Padahal beberapa menit yang lalu keadaan desa kelihatan sepi dan tenang. Tetapi sekarang sudah ramai saja. Apakah dia melewatkan sesuatu?
"Ough, aku tak ingin melihatnya..." Suara lemah dan serak tertangkap indra pendengaran Aiden yang segera mengalihkan tatapannya ke sumber suara bernada sedih itu. Dapat dia temukan seorang nenek membawa beberapa tangkai bunga mawar putih di tangan keriputnya yang tampak agak bergetar. Kesedihan tak berdaya tergambar di wajah kuyu wanita lanjut usia itu. Hanya berjarak satu langkah berdiri, Aiden tidak bisa menahan diri untuk tidak bertanya. "Nenek, mereka semua mau pergi ke mana?" tanya Aiden.

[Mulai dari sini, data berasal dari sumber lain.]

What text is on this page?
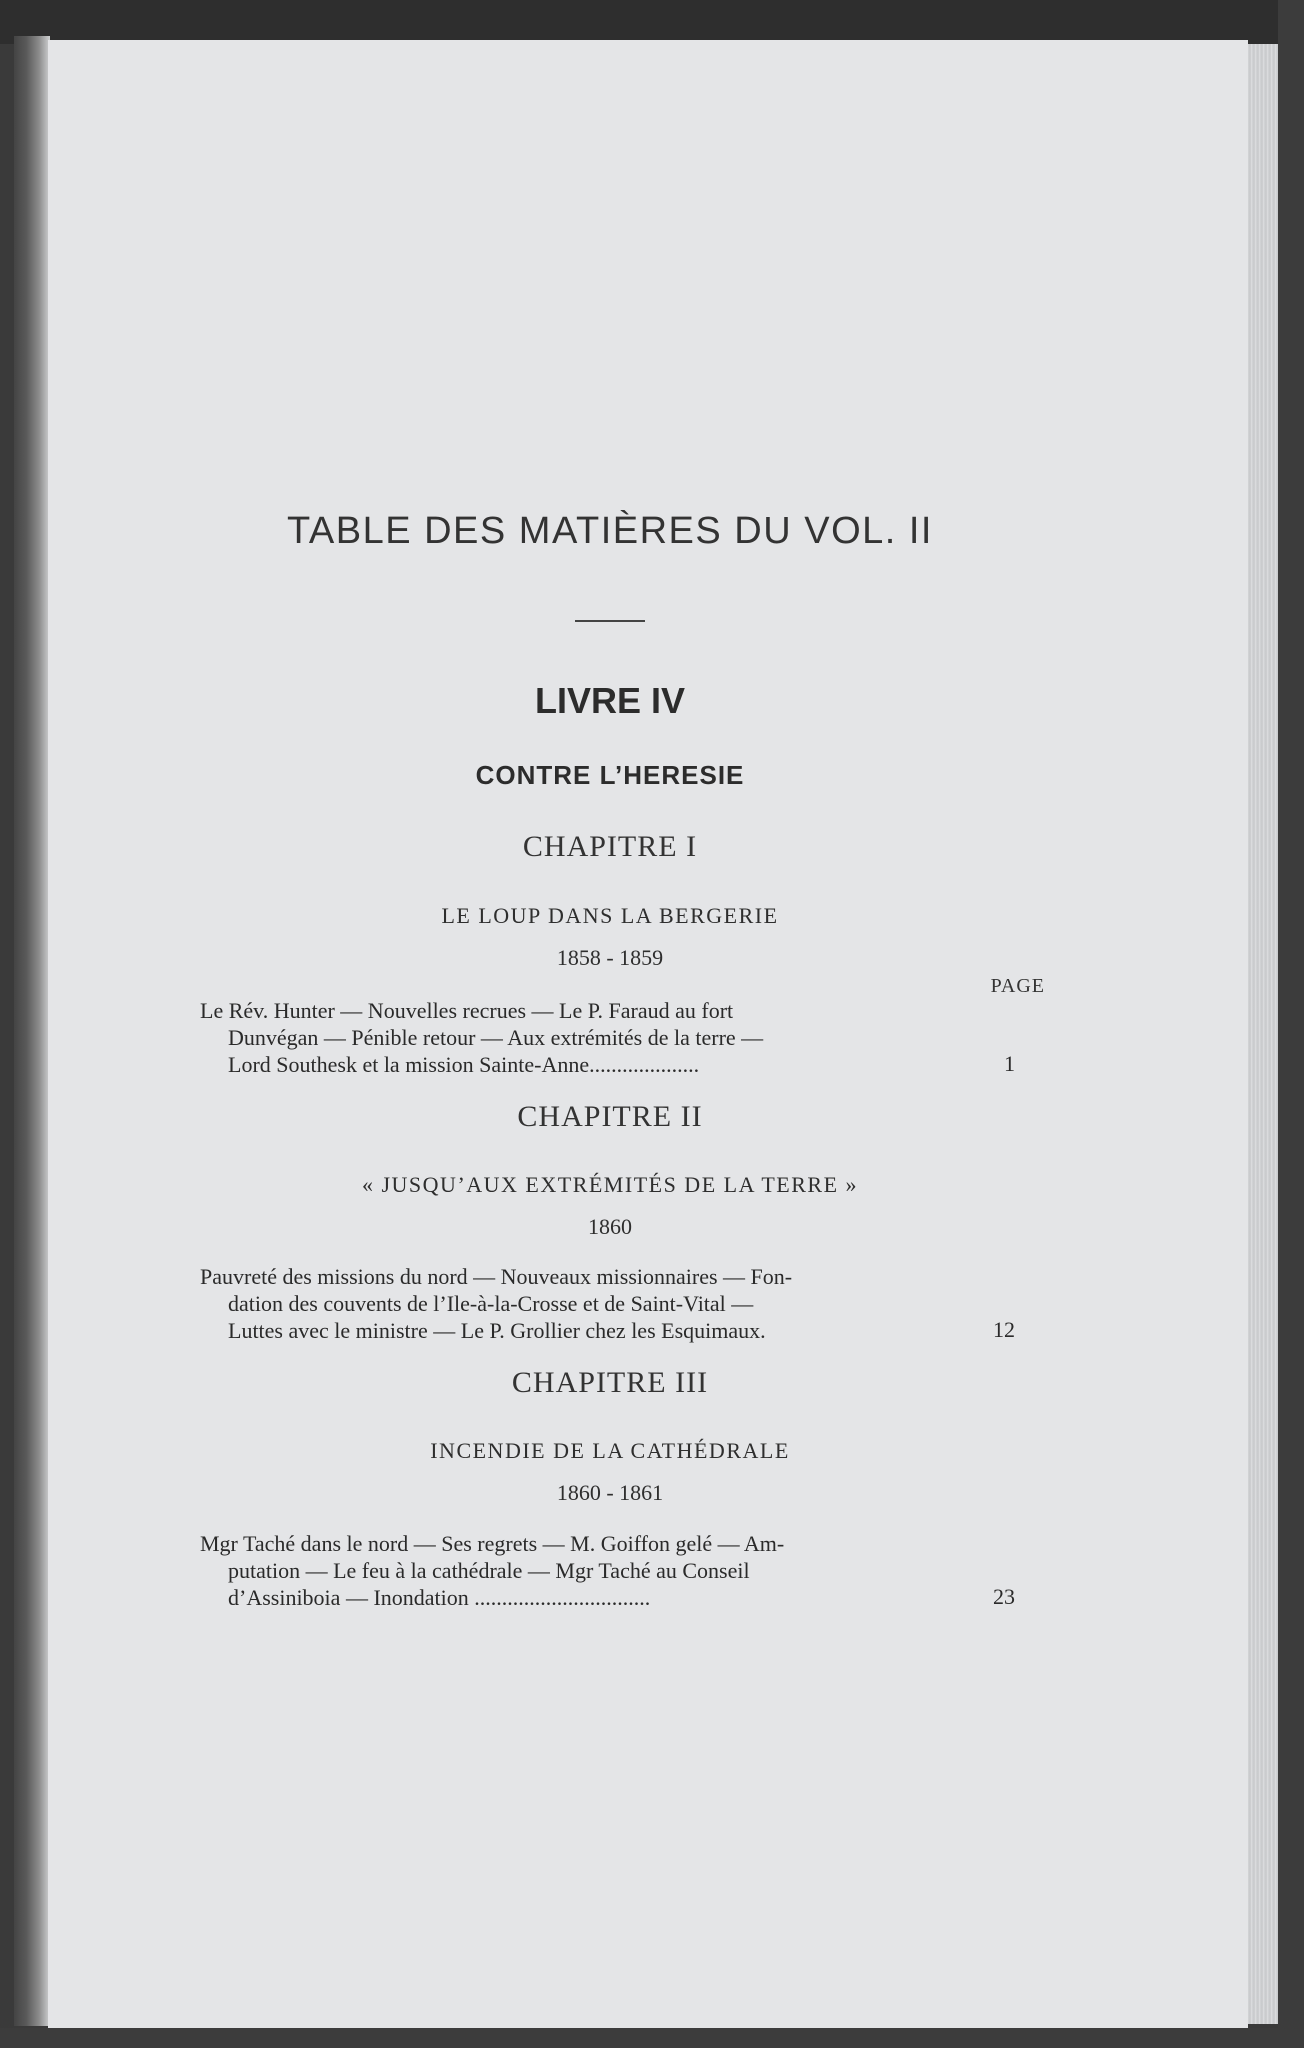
TABLE DES MATIÈRES DU VOL. II
LIVRE IV
CONTRE L’HERESIE
CHAPITRE I
LE LOUP DANS LA BERGERIE
1858 - 1859
PAGE
Le Rév. Hunter — Nouvelles recrues — Le P. Faraud au fort
Dunvégan — Pénible retour — Aux extrémités de la terre —
Lord Southesk et la mission Sainte-Anne....................	1
CHAPITRE II
« JUSQU’AUX EXTRÉMITÉS DE LA TERRE »
1860
Pauvreté des missions du nord — Nouveaux missionnaires — Fon-
dation des couvents de l’Ile-à-la-Crosse et de Saint-Vital —
Luttes avec le ministre — Le P. Grollier chez les Esquimaux.	12
CHAPITRE III
INCENDIE DE LA CATHÉDRALE
1860 - 1861
Mgr Taché dans le nord — Ses regrets — M. Goiffon gelé — Am-
putation — Le feu à la cathédrale — Mgr Taché au Conseil
d’Assiniboia — Inondation ................................	23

"Penghukuman kepada penyihir akan dilakukan malam ini.... Aku tidak sanggup melihatnya dihukum mati. Padahal dia anak yang sangat baik dan berbudi luhur." Duka yang tak bisa dihindarkan ini seakan mencekik tenggorokannya, sehingga wanita tua itu bicara dengan napas tercekat saat harus menahan air mata sekuat tenaga yang telah mengaburkan pandangannya kini. Genggaman jemari tuanya mencengkram kuat tangkai bunga di dada, seolah membagi rasa kehilangan yang kian menusuk hatinya kepada sang bunga mekar.
Aiden diam memperhatikan itu saat otaknya berusaha mencerna maksud ucapan nenek itu. Kemudian seorang anak perempuan datang dari lain arah sembari berlari kecil. "Nenek! Ternyata kau di sini," ucap anak perempuan itu ketika berhenti. "Sebaiknya kita kembali ke rumah dan tidur." Anak perempuan itu memegangi lengan renta nenek dan hendak membimbing beliau untuk berjalan.
"Tidak, aku ingin melihat dia untuk yang terakhir kalinya," tolak nenek setengah lemas.